I’ve noticed a trend in the literature we’ve been evaluating in this class.

Children hold it together pretty damn well.

In fact, I believe it could be argued that they do better at remaining functional in the face of disaster than many of the adults in their lives and in these stories.

Sure, Oskar’s quest into NYC to find a singular mystery lock (and mystery person) could be seen as unstable and dangerous. But the kid has a mission; he’s out to solve a problem, to seek closure.  His mother, meanwhile, seems to have closed down, and his grandmother is quite apparently anxious over Oskar’s well being and in mourning for her son.

Oskar manages to invent, to act, and to continue joking, all whilst keeping a terrible, heavy secret.

I’m put in mind of the children, particularly Justin, in Falling Man. These kids responded with a similar sense of mission and purpose, which seems to mirror (on all of these levels and in both of these novels) the reaction of America post-9/11.  They are all — the children and the country — in search of something as a means of saving all or part of themselves.

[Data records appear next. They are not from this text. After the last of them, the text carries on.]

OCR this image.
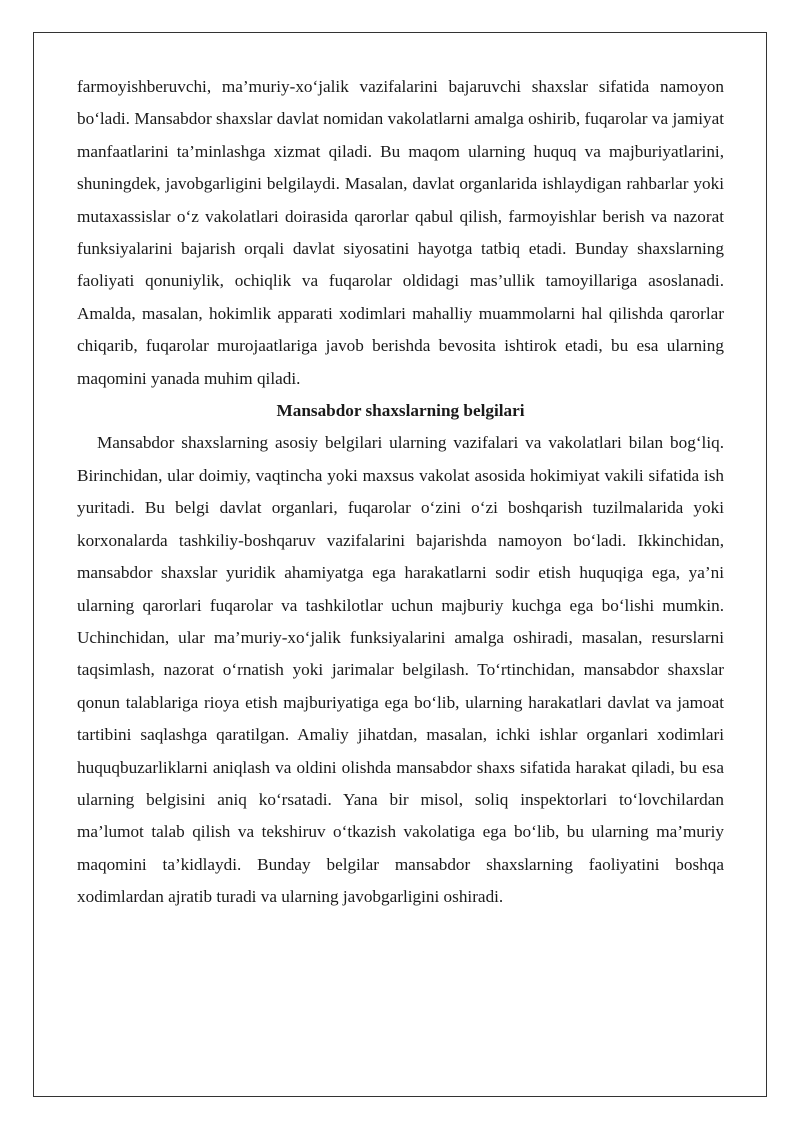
farmoyishberuvchi, ma’muriy-xo‘jalik vazifalarini bajaruvchi shaxslar sifatida namoyon bo‘ladi. Mansabdor shaxslar davlat nomidan vakolatlarni amalga oshirib, fuqarolar va jamiyat manfaatlarini ta’minlashga xizmat qiladi. Bu maqom ularning huquq va majburiyatlarini, shuningdek, javobgarligini belgilaydi. Masalan, davlat organlarida ishlaydigan rahbarlar yoki mutaxassislar o‘z vakolatlari doirasida qarorlar qabul qilish, farmoyishlar berish va nazorat funksiyalarini bajarish orqali davlat siyosatini hayotga tatbiq etadi. Bunday shaxslarning faoliyati qonuniylik, ochiqlik va fuqarolar oldidagi mas’ullik tamoyillariga asoslanadi. Amalda, masalan, hokimlik apparati xodimlari mahalliy muammolarni hal qilishda qarorlar chiqarib, fuqarolar murojaatlariga javob berishda bevosita ishtirok etadi, bu esa ularning maqomini yanada muhim qiladi.

Mansabdor shaxslarning belgilari

Mansabdor shaxslarning asosiy belgilari ularning vazifalari va vakolatlari bilan bog‘liq. Birinchidan, ular doimiy, vaqtincha yoki maxsus vakolat asosida hokimiyat vakili sifatida ish yuritadi. Bu belgi davlat organlari, fuqarolar o‘zini o‘zi boshqarish tuzilmalarida yoki korxonalarda tashkiliy-boshqaruv vazifalarini bajarishda namoyon bo‘ladi. Ikkinchidan, mansabdor shaxslar yuridik ahamiyatga ega harakatlarni sodir etish huquqiga ega, ya’ni ularning qarorlari fuqarolar va tashkilotlar uchun majburiy kuchga ega bo‘lishi mumkin. Uchinchidan, ular ma’muriy-xo‘jalik funksiyalarini amalga oshiradi, masalan, resurslarni taqsimlash, nazorat o‘rnatish yoki jarimalar belgilash. To‘rtinchidan, mansabdor shaxslar qonun talablariga rioya etish majburiyatiga ega bo‘lib, ularning harakatlari davlat va jamoat tartibini saqlashga qaratilgan. Amaliy jihatdan, masalan, ichki ishlar organlari xodimlari huquqbuzarliklarni aniqlash va oldini olishda mansabdor shaxs sifatida harakat qiladi, bu esa ularning belgisini aniq ko‘rsatadi. Yana bir misol, soliq inspektorlari to‘lovchilardan ma’lumot talab qilish va tekshiruv o‘tkazish vakolatiga ega bo‘lib, bu ularning ma’muriy maqomini ta’kidlaydi. Bunday belgilar mansabdor shaxslarning faoliyatini boshqa xodimlardan ajratib turadi va ularning javobgarligini oshiradi.
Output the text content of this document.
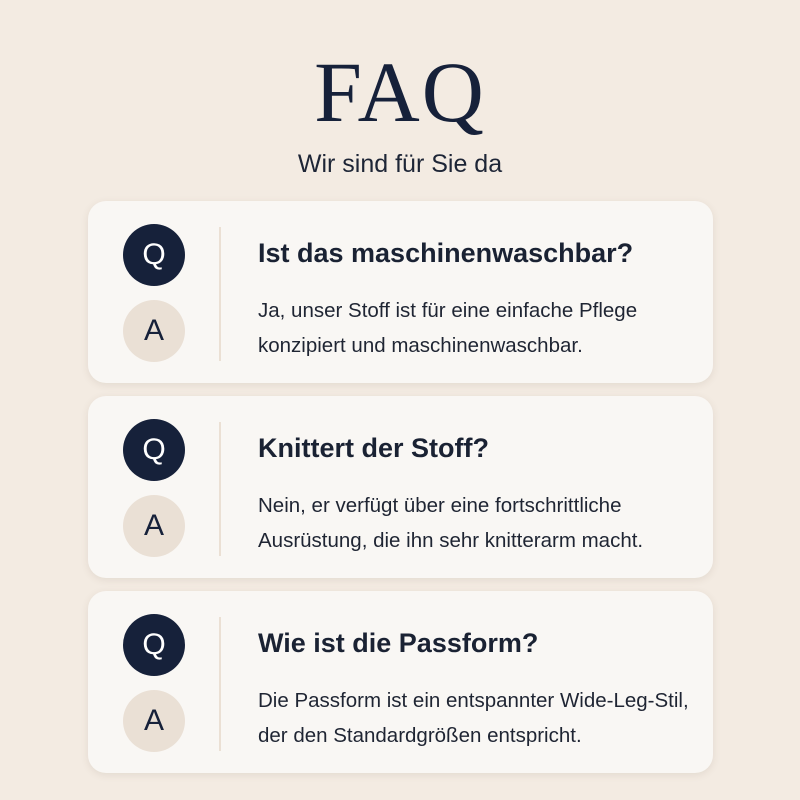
FAQ
Wir sind für Sie da
Q
A
Ist das maschinenwaschbar?
Ja, unser Stoff ist für eine einfache Pflege konzipiert und maschinenwaschbar.
Q
A
Knittert der Stoff?
Nein, er verfügt über eine fortschrittliche Ausrüstung, die ihn sehr knitterarm macht.
Q
A
Wie ist die Passform?
Die Passform ist ein entspannter Wide-Leg-Stil, der den Standardgrößen entspricht.
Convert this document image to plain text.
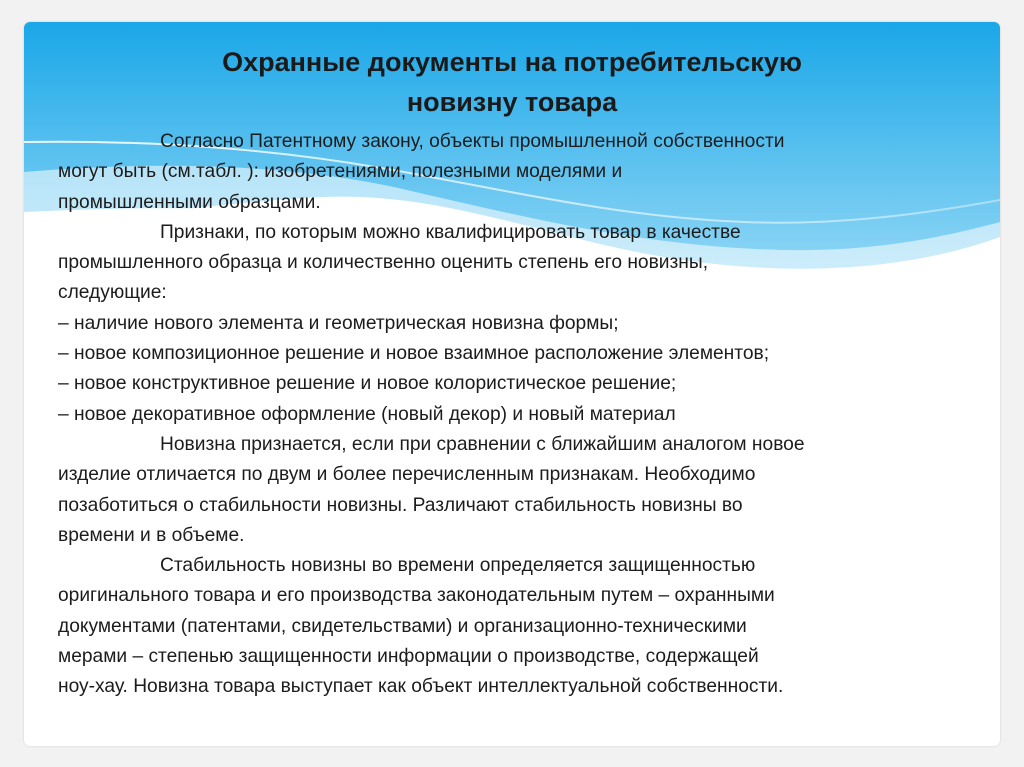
Охранные документы на потребительскую
новизну товара

Согласно Патентному закону, объекты промышленной собственности
могут быть (см.табл. ): изобретениями, полезными моделями и
промышленными образцами.

Признаки, по которым можно квалифицировать товар в качестве
промышленного образца и количественно оценить степень его новизны,
следующие:

– наличие нового элемента и геометрическая новизна формы;
– новое композиционное решение и новое взаимное расположение элементов;
– новое конструктивное решение и новое колористическое решение;
– новое декоративное оформление (новый декор) и новый материал

Новизна признается, если при сравнении с ближайшим аналогом новое
изделие отличается по двум и более перечисленным признакам. Необходимо
позаботиться о стабильности новизны. Различают стабильность новизны во
времени и в объеме.

Стабильность новизны во времени определяется защищенностью
оригинального товара и его производства законодательным путем – охранными
документами (патентами, свидетельствами) и организационно-техническими
мерами – степенью защищенности информации о производстве, содержащей
ноу-хау. Новизна товара выступает как объект интеллектуальной собственности.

One Response to “Holding It Together”

  1. Marta says:

    This is a great point. It’s odd to consider the extent to which children are vulnerable to the same stressors that adults are. Not to sound like the judge who gave me my driver’s license last semester, but it is true that some crucial brain areas like the prefrontal cortex continue to develop well into one’s twenties. There’s no doubt that those cognitive differences affect how children interpret information, or even encode it in the first place, but I wonder if there’s a benefit to that…like, I wonder if being less able to understand something (or predisposed to understand it differently) could make it more possible to cope with it. Sort of funny to think about when you contrast it with this societal view of children as weak and/or impressionable.